Winter nights like that one in Buffalo, when Stolarz pitched a 45-save shutout, reinforced what Panthers goalie guru Rob Tallas had been telling Maurice since training camp: “This guy’s a player. This guy’s a goalie. He’s just had some injuries, and he’s been on some teams that it’s tough to kind of get that confidence, to get to that role, to get feeling good. But Robbie Tallas never wavered from his belief in Stollie.”

Bobrovsky loved having a partner like Stolarz, who spelled the workhorse out wonderfully on back-to-backs and knows how to ride the line between competitive and friendly. In turn, Stolarz went to school during Bobrovsky’s taxing ’24 championship run, taking notes from one of the greats’ relentless work ethic and next-shot mindset.

“I like to pride myself on working hard, but he went above and beyond — getting out early, staying late after practice, doing lifts, doing his stretching and his routines. He was always consistent when it came to that,” Stolarz said upon signing in Toronto.

“He was one helluva teammate. I’m going to miss him.”

Any sentimentality between the Panthers and the ones that got away will be placed on the back burner Monday, when the puck drops on Game 1 at Scotiabank Arena.

Yet the names Stolarz, Ekman-Larsson and Lorentz — each more critical to the success of the ’25 Leafs than the ’24 Cats — will forever be engraved in the same block as the frenemies they face this week.

“That story gets to endure in our locker room for the men that played,” Maurice said. “So, they still are a big part of that story, and I’m happy they’ve been able to find a place where their opportunity and their input to the success that Toronto Maple Leafs is really important.”

So important that Bobby McMann already began picking Stolarz’s brain about the Panthers’ approach while the two Leafs walked out of Canadian Tire Centre Thursday night.

So important that Lorentz is already parroting Florida’s pre-series mindset — Expect every round to go seven — in Leafs headquarters.

So important that Toronto coach Craig Berube gives a sly smile when asked if he’s gathering Round 2 intel from his ’24 ring-bearers: “I’ve had discussions with them…. There is things that you might not know. More mindset things, being in the locker room and around the team.”

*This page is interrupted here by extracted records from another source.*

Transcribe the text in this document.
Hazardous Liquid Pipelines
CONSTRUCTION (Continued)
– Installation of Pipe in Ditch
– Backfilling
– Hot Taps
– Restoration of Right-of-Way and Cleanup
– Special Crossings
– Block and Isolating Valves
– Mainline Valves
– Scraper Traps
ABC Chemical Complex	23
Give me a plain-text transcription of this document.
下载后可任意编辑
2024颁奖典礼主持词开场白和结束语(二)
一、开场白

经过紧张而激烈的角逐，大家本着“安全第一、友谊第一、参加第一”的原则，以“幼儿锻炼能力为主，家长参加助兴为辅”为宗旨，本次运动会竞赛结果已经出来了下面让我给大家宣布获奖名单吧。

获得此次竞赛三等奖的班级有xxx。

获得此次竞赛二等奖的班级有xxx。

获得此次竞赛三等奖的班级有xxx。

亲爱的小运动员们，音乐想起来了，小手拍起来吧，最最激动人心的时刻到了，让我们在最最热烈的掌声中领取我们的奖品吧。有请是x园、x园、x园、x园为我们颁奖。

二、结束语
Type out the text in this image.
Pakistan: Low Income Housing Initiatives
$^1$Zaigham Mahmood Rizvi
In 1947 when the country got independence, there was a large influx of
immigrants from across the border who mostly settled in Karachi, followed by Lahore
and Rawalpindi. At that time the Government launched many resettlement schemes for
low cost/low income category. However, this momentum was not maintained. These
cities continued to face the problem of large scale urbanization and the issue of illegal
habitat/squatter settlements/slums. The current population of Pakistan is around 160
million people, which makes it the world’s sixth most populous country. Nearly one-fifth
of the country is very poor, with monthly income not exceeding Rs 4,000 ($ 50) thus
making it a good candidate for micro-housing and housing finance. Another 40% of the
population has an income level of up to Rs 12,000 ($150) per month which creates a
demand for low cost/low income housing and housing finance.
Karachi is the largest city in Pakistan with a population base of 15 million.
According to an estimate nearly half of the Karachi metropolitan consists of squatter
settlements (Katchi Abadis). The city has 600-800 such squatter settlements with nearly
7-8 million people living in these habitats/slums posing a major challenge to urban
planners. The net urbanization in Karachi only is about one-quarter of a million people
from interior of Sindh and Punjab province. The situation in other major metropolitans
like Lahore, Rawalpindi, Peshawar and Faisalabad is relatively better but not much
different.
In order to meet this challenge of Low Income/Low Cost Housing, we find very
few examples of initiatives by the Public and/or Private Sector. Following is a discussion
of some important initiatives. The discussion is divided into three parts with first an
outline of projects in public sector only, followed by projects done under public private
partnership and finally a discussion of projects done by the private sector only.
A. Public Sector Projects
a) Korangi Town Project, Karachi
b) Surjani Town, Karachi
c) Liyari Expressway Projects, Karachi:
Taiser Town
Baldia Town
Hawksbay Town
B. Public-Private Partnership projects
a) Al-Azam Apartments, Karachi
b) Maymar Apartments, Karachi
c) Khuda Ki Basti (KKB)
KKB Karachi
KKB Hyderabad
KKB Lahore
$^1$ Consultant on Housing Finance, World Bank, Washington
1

Like a ring, there is no break in the bond that encircles a championship team.

But like a ring, those memories, those warm-bath feelings can be safely tucked away in a drawer and ignored for a couple weeks.

As the Maple Leafs edition of Stolarz said of Bobrovsky: “At the end of the day, he’s on the dark side now.”

If there was a sharp difference between the first and second time the ex-Cats returned to Florida, just wait ’til the third time.